Can you feel the loath? Bette Davis (l) with Joan Crawford (r) and poor Jack Warner, head of Warner Brothers Studios, sandwiched between their barely contained animosity.
Credit K. Gabrielle / Flickr via Creative Commons

From the Hatfields and the McCoys to the Montagues and the Capulets, there's no denying the appeal of a big, juicy feud, especially when it bears the glamorous luster of Hollywood.

Bette Davis and Joan Crawford couldn't stand each other.
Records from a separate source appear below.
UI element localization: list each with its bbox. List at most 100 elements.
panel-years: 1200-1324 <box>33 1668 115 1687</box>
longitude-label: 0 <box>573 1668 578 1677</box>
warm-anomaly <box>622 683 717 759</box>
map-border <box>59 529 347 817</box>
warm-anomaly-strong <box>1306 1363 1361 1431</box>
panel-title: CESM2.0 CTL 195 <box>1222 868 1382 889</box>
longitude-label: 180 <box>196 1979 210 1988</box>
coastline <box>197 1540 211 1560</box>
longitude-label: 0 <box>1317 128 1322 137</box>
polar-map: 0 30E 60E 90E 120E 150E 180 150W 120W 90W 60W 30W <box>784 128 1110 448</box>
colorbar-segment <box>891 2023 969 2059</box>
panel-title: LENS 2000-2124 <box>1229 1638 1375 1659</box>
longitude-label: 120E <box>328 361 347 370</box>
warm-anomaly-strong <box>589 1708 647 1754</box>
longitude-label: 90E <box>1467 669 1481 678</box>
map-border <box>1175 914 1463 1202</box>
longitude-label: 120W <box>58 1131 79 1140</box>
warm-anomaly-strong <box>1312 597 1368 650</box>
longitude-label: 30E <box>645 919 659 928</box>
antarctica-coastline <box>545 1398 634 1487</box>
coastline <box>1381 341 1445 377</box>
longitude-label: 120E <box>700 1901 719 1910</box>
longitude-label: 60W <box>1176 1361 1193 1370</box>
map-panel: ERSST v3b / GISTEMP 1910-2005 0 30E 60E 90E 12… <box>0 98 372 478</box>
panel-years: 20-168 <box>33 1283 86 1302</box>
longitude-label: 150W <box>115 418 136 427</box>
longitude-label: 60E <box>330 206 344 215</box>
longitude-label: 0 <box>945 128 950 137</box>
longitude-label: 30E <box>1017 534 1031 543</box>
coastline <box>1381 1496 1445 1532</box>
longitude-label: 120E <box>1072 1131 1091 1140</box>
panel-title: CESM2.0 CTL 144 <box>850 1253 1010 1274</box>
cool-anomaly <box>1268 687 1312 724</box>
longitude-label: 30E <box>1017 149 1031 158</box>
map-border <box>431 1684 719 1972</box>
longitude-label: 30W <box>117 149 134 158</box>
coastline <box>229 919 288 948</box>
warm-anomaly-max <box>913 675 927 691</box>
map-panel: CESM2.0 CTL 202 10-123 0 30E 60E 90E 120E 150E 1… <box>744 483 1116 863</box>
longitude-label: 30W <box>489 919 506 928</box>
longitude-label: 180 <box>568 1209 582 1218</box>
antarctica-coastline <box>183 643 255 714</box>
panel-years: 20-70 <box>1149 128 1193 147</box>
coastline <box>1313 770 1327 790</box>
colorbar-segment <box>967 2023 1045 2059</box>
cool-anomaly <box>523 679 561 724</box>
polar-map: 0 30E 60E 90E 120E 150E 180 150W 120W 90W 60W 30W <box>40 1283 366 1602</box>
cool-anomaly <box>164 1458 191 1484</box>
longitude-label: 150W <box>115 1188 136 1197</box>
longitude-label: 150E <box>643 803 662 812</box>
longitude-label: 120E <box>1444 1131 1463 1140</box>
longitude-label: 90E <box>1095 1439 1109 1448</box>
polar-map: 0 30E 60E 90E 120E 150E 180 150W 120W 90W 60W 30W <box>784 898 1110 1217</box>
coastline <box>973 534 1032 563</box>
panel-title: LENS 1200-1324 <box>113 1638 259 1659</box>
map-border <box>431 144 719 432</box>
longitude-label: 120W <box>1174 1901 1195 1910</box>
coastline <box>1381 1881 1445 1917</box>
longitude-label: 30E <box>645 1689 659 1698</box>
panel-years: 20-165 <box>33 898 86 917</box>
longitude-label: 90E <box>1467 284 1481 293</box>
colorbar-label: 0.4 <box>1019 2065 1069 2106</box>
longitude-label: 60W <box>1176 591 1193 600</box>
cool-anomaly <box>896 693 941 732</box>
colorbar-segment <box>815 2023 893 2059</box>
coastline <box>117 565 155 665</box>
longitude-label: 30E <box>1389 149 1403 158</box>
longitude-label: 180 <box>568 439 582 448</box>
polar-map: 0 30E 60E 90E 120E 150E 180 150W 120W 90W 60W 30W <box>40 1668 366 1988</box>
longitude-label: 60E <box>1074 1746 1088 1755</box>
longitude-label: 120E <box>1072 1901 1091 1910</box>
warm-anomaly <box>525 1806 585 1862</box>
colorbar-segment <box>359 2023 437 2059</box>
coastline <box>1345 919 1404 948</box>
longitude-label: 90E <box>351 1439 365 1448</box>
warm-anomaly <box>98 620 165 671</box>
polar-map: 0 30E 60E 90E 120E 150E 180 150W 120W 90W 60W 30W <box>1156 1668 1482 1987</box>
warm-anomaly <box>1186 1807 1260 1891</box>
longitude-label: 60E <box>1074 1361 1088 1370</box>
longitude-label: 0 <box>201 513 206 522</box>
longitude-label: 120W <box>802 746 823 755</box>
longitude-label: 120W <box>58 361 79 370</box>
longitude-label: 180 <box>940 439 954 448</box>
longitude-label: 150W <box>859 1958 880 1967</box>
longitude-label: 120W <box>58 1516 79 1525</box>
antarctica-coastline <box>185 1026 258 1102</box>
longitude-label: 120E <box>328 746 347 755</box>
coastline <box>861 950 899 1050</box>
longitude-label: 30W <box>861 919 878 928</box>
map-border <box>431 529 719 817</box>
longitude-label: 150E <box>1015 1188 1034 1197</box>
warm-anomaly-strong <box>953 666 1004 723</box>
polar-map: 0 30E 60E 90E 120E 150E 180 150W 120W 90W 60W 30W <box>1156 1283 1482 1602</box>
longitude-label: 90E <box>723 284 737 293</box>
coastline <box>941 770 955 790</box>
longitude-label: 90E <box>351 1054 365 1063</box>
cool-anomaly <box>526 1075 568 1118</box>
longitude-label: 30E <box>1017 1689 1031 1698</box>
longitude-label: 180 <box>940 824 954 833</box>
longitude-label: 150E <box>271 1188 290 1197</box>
Competitors on the classic Hollywood scene, they rarely missed an opportunity to diss one another.  Now a new TV series peeks behind the celluloid to reveal their mutual loathing and the conflict that arose when they co-stared in the camp classic, Whatever Happened to Baby Jane? 

Jessica Lange stars as Joan Crawford and Susan Sarandon stars as Bette Davis in Feud: Bette and Joan, a limited run series debuting this Sunday evening on FX. The show follows the conflicts between the sworn enemies and the struggles to bring the classic film to life. The show dives beneath the surface of the old fued, revealing details about Bette and Joan, but also about us, as consumers of popular culture. That's according to  GLT Culture Maven, Shari Zeck, who is the Associate Dean of the College of Fine Arts and an avid film scholar.   

"We have a love affair with celebrity," said Zeck.  "You add into that the fact that we, as a culture, are quite taken with conflict of all sorts. So you put celebrities having long standing dislike or disagreements in these public lives that they lead together with our love of celebrity itself and it's a great combination. After all, all narrative is, at its heart, about conflict."

Zeck noted that having two aging classic actresses portrayed by two aging contemporary actresses at the core of the show is a rare thing, but increasingly possible with the ongoing demand for more and more content. "Of course advertisers want that 18-24 demographic of spenders who consume popular culture.  But because we have such a wide range of viewers demanding that content, advertisers know that there's money to be made even from older folks. I think that need for content means that there are pockets of interest for this sort of entertainment."

"I think one of the things that made people love Whatever Happened to Baby Jane is that it's these two old broads, thought to be past their prime, past their beauty point, going after each other in the most cruel and horrific ways. With the two figures of Bette and Joan, there's just a certain level of delight because of the petty and ridiculous ways they would get at each other. We  have some icky interest in seeing how low people will sink, and in knowing that even the wealthy, the famous, the really successful can still be ridiculously low and cruel. I suppose in some way, there's something comforting in that, that we can still feel superior to them."